Buildings archaeologist James Wright carried out four years of doctoral research on the history of Tattershall Castle, which was funded by the Arts and Humanities Research Council (AHRC) in partnership with the University of Nottingham and the National Trust.
A toolkit of techniques was used, including archaeological observation, archival research, dendrochronology (the study of dating tree growth rings), art history and the re-analysis of prior research and historical writings.
The results of dendrochronology were closely inspected based on Tattershall’s remaining original medieval woodwork, including floor beams, and it has revealed the castle to be at least 15 years older than previously thought, being constructed between c.1431-51.
This new dating confirms it was one of the earliest brick-built buildings in England and constructed on a scale that had rarely been attempted before, but crucially it shows that Tattershall influenced buildings such as Eton College that was built for Royalty, rather than being influenced by it. Its pioneering design went on to inspire an entire style of English architecture which later included Oxburgh Hall and Hampton Court Palace.
An archaeologist for more than 20 years, James Wright said: “Tattershall’s great tower contains many unique design features. Ralph Cromwell and his builders were inspired by a mixture of architectural styles from areas including France, Germany, the Low Countries, and the Baltic Sea. Even the decision to build something on this scale in brick, a relatively new material to England, was very unusual at this period. However, the builders also took inspiration from older Anglo-Norman towers dating back to the 12th century. They were looking in several directions at once in both time and space. Tattershall Castle was therefore a melting pot of ideas.
“The innovative design soon attracted the attention of local lords near Tattershall, who were influenced by the castle on their travels and decided to build their own versions. However, as Lord Treasurer of England to Henry VI, Cromwell’s close relationships with royal officials seem to have included conversations about his building project. Those discussions set in motion a culture of imitation across the country, going on to inform the design of buildings for up to 200 years – an unprecedented length of time.”
The ruins surrounding the castle’s great tower have also been more closely analysed, revealing many surprises. Evidence of a two-storey structure, formerly thought to be a stable, demonstrated evidence for fireplaces and a latrine more usually associated with lodgings.
Elsewhere, what were considered to be kitchens, turned out to be a group of buildings including a previously unknown gatehouse and a residential tower with a stair turret and latrines.
However, some of the research concluded that spaces thought to have been used by the aristocracy were in fact more likely to have been for servants.

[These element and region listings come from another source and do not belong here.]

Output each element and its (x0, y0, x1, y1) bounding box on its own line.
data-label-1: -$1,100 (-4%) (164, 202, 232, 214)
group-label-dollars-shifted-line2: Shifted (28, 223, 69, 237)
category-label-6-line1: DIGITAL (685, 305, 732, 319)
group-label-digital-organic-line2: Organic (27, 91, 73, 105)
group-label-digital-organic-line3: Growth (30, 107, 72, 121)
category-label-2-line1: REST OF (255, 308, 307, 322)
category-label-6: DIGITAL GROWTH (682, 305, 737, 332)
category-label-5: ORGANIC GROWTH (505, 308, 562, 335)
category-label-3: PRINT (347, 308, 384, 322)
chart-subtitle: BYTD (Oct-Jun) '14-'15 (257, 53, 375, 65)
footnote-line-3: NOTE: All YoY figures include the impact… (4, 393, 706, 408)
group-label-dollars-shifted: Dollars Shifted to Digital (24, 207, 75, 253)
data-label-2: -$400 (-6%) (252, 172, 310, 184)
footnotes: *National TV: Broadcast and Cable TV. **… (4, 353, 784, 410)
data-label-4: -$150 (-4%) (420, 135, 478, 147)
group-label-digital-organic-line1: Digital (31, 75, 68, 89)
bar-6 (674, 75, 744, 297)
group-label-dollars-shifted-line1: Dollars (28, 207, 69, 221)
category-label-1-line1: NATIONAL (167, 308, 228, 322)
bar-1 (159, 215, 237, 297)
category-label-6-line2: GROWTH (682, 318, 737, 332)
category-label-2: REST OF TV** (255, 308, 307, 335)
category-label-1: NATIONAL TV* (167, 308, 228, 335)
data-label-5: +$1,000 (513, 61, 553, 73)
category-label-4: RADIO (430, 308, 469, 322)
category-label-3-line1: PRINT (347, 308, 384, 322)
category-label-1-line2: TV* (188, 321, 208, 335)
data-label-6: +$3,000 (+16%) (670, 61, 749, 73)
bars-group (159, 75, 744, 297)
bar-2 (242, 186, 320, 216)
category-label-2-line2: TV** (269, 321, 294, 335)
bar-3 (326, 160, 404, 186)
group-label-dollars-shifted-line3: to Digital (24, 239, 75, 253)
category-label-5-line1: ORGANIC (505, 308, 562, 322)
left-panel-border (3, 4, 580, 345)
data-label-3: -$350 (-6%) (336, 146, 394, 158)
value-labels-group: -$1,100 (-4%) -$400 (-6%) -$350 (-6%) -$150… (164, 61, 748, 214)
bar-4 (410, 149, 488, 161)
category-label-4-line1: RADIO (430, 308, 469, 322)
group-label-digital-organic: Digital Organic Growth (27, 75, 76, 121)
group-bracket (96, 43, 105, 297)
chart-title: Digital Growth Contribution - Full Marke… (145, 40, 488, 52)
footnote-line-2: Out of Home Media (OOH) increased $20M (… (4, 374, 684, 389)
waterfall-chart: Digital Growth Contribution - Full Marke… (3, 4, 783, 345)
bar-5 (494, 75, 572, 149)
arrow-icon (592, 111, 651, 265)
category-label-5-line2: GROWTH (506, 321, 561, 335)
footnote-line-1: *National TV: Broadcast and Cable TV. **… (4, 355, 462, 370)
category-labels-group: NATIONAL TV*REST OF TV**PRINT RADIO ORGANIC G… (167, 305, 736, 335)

For instance, the parlour, with its lack of corbels which were a symbol of lordship and seen in the Castle’s upper floors, suggest a hall used by the lower servants.
Research has also led to new interpretation of what earlier historians thought was a tiltyard (a place that staged jousting). This use would have placed it too early, since tiltyards didn’t appear until the 16th century and mainly in Royal settings. It is believed this was actually a formal garden, with an area which has been measured to be exactly two acres in size, the common medieval ideal and the size of garden at many other similar sites.
By a process of elimination, the research also concluded that the great tower roof turrets, were used as banqueting suites. An absence of latrines ruled out their use as accommodation, while their height and fine views outwards towards Cromwell’s estate suggest a place for high-status guests to dine in and be wowed.
This use of turrets for banqueting was at least a century ahead of its time and they do not survive anywhere else in the country. The design of the double-height roof level and protective wall at the top of the tower is also so unique that there is no other known surviving example from medieval Europe.
Tom Dommett, Head of Historic Environment at the National Trust said: “Research plays an essential role in helping the Trust to share a deeper understanding of our places with our visitors.
"James has had the opportunity to completely reassess Tattershall Castle and what we thought we knew about it, and in so doing his exciting discoveries are literally re-writing the story of the building, how it was used and its influence on the architecture that followed.”
Victoria Mason Hines, Property Operations Manager at Tattershall Castle added: “James’s research has brought the castle into the limelight and is helping us to explore how we can tell its stories through new tours, exhibitions and other projects, including ways to bring the property to life, both virtually and for those visiting in person.”